Because Chico was so slow first day out, and not that cooperative with future-Hubby, I offered the second day to trade horses with him. I trusted my beloved Fargo, a gaited horse, to him and took Chico, being the more experienced rider. Well, if the engine has bad cilinders, your not going to get much "horsepower" and that old, old horse sure didn't have much "horsepower." He wore me out trying to keep him moving!

We took our usual quarters that night: he slept in his truck with a plug-in heater to keep warm. I slept in my $30 Walmart tent, on the ground, in my coat and sleeping bag, with an oil-filled plug-in heater. That night the temperature dropped down in the twenties. I shook and shivered all night and woke up in the morning throwing up my guts.

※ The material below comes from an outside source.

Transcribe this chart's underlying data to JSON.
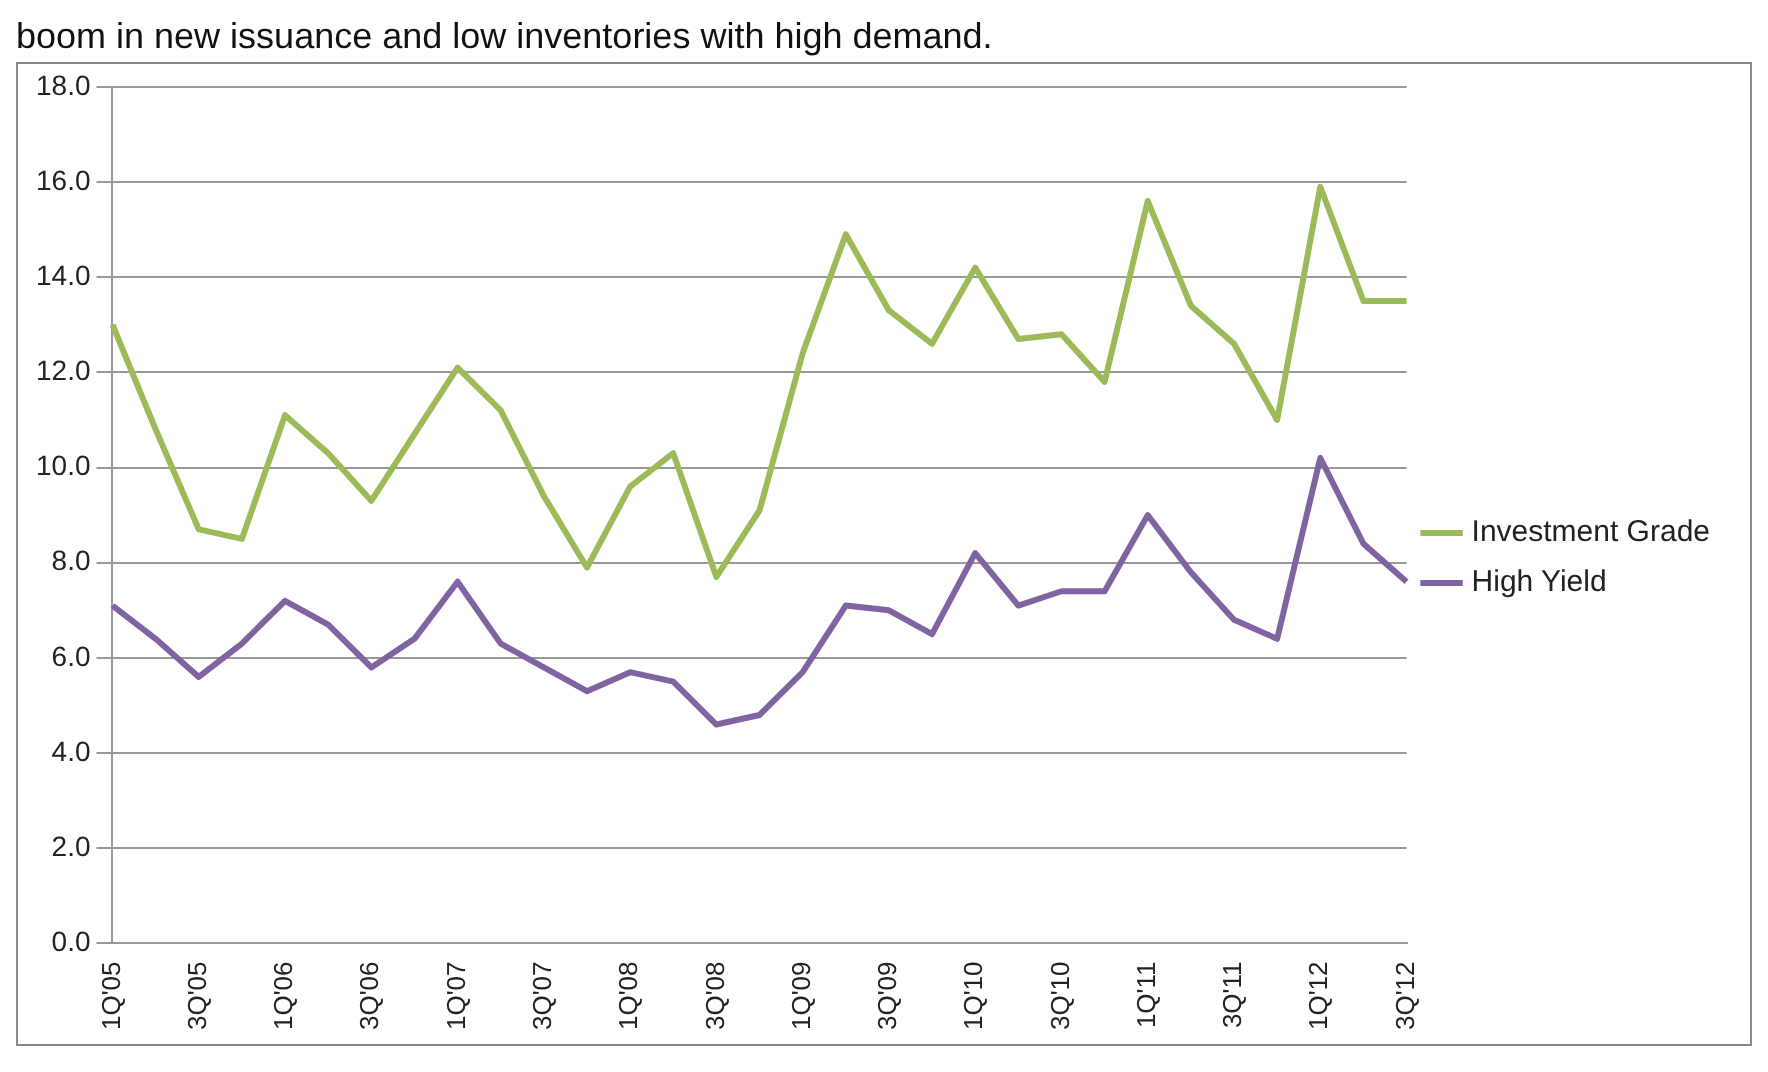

Needless to say, I didn't ride the next day, and future-Hubby got Fargo all to himself and Chico got out of having to work.

It was the last time we camped so crudely, the marriage to soon follow. Chico had to go! Luckily, the owner decided he had not given the horse to future-hubby and took him back. Yippee! But Hubby had to have a horse. Afterall, that's why I married him--so I'd have someone to ride and camp with!

OK, that's not the only reason but certainly was a big part of our relationship. That's when we added an "Our Kid" to "His" and "Mine."

Enter "Duece" (Dutchboy's Final Review), a beautiful black and white spotted Tennessee Walker. I tried to post a picture here of the two of them but I haven't learned the ropes here yet. Let me suffice it to say, they are an interesting pair, my Hubby at 5'3" and Duece who is a very, very big boy! We lovingly call Duece "The Brontosaurus" if that gives you an idea of his size.

OK, you probably think I have digressed from my claim this is a journal of our natural farm. Not really. You need compost, more crudely put, POOP(!) for a natural farm. Duece is one of our valuable "poop machines."